Men care about their wives, girlfriends and daughters, and want them to be safe. Restrictive legislation regarding abortion and sexual health care prevents women from getting what they need.  Many men are asking the question: If my daughter were pregnant, and something went wrong medically, would she have access to the medical remedy to save her life?’”

Here are a few ways that men can “show up.”

  1. Having men talk to each other about abortion rights is “critical” to their buy-in as “stakeholders” rather than just “allies,” says Oren Jacobson, Founder of Men4Choice, a group that works to educate and mobilize men in support of abortion rights. “We have to recognize the reality in this country that for far too long, men haven’t been listening to women.” … “We believe that the most persuasive and effective communicators to help change men’s mind about this are other men.”  Read more on men’s reluctance to speak about “Women’s Issues” in: The Gender Gap in the Abortion Debate
  2. Ask relevant questions of your friends and relatives.

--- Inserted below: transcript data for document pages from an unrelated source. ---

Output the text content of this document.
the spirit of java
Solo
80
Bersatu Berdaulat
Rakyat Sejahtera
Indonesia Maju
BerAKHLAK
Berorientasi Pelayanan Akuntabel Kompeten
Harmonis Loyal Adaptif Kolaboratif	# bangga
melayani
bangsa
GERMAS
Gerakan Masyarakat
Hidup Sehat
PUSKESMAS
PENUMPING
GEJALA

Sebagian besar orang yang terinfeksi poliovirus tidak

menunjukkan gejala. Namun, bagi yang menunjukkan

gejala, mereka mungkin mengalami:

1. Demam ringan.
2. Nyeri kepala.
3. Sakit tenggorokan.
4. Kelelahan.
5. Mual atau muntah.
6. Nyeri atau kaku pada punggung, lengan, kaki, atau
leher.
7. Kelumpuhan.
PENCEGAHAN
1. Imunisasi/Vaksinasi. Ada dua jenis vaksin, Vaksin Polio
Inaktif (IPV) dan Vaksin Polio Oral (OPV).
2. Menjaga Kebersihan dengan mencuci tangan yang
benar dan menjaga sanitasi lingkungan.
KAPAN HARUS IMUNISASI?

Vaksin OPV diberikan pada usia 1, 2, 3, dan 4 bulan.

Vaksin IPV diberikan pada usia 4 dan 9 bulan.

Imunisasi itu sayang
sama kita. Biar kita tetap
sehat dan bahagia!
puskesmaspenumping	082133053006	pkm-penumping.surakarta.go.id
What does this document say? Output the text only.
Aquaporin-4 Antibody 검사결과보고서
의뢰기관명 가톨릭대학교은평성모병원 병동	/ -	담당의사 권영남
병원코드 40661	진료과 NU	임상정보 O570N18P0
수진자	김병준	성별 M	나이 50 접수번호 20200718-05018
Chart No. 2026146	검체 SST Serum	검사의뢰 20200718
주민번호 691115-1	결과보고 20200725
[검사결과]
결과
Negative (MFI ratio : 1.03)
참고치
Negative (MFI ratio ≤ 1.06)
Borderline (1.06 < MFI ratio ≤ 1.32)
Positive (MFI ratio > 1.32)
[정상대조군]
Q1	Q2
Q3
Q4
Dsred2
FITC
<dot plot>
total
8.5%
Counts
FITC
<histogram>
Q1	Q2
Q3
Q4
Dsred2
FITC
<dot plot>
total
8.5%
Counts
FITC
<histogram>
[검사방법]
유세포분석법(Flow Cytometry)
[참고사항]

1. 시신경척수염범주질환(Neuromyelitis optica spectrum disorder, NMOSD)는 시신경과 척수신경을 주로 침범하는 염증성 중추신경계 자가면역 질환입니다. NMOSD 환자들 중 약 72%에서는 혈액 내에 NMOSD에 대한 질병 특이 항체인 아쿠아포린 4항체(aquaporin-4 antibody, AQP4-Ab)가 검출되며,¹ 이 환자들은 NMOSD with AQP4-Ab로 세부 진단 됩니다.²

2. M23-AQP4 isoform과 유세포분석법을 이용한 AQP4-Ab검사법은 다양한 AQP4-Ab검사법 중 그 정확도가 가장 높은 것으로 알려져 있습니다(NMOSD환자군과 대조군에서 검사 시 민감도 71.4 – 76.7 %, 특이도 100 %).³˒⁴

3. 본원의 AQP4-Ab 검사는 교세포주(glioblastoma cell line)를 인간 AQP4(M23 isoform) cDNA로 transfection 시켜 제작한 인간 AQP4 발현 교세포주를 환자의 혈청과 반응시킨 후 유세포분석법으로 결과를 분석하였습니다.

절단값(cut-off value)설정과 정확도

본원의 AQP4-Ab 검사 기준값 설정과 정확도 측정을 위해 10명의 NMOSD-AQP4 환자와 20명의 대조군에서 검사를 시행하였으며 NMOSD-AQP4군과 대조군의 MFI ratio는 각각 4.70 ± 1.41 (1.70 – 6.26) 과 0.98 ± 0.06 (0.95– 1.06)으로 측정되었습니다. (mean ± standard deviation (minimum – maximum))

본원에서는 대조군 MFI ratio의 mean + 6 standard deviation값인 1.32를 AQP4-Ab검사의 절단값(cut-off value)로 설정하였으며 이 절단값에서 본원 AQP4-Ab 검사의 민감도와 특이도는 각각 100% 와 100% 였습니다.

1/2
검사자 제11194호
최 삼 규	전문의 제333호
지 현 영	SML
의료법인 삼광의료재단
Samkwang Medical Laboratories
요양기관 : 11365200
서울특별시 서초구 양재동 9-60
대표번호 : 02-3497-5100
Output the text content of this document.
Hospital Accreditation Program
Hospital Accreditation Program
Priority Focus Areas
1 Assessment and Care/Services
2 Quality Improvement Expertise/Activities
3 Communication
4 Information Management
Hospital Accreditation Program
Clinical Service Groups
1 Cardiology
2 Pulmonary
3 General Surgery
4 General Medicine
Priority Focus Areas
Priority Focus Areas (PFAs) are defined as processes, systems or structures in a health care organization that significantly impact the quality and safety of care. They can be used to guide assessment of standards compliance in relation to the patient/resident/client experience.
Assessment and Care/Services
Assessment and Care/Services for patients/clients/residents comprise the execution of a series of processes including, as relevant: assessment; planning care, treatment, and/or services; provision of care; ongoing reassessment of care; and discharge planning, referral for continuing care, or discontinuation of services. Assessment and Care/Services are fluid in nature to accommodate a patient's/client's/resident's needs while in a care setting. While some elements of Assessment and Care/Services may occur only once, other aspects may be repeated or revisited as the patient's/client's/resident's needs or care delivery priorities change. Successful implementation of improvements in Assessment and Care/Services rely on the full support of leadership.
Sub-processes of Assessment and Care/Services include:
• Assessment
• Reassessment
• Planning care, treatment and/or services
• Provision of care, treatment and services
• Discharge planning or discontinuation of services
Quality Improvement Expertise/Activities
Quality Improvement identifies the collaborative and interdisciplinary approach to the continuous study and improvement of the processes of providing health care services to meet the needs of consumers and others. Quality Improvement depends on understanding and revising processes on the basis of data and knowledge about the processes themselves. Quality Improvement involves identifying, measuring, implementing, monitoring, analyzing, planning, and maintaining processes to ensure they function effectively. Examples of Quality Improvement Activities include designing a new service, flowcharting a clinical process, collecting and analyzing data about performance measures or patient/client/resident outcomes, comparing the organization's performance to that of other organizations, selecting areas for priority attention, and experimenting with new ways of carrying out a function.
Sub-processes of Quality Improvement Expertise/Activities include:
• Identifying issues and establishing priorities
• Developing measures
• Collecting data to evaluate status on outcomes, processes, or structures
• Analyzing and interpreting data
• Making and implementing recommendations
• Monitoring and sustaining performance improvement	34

Recently my mom and I were talking about abortion, and she said, “but it’s killing a baby.” I replied with, “But what if my sister or I had been faced with a tubal pregnancy and unable to get help because it would kill a potential baby. We could have died. “Oh!” she said.
  3. Support Planned Parenthood or other full service organizations. PP has many services for men as well as women. Testicular cancer screenings, vasectomies, reproductive counseling, are among their inclusive array of services.
  4. Join with others to march for reproductive justice. In fact…here’s a Women’s March this month!
  5. Share the responsibility and burden of family planning by getting a vasectomy.

According to Sistersong, reproductive justice is a human right. RJ is based on the United Nations’ internationally accepted Universal Declaration of Human Rights, a comprehensive body of law that details the rights of individuals and the responsibilities of government to protect those rights. It’s about access, not choice. Mainstream movements have focused on keeping abortion legal as an individual choice. That is necessary, but not enough. Even when abortion is legal, many women of color cannot afford it, or cannot travel hundreds of miles to the nearest clinic. There is no choice where there is no access. Abortion access is critical, and women of color and other marginalized women also often have difficulty accessing: contraception, comprehensive sex education, STI prevention and care, alternative birth options, adequate prenatal and pregnancy care, domestic violence assistance, adequate wages to support our families, safe homes, and so much more.

I am so grateful to belong to this EUUC community who cares about reproductive justice for all people, and who are out there every day, helping to make this world a better place. Whether you are marching, voting, working to change legislation, donating, talking to friends and family…You are making a difference!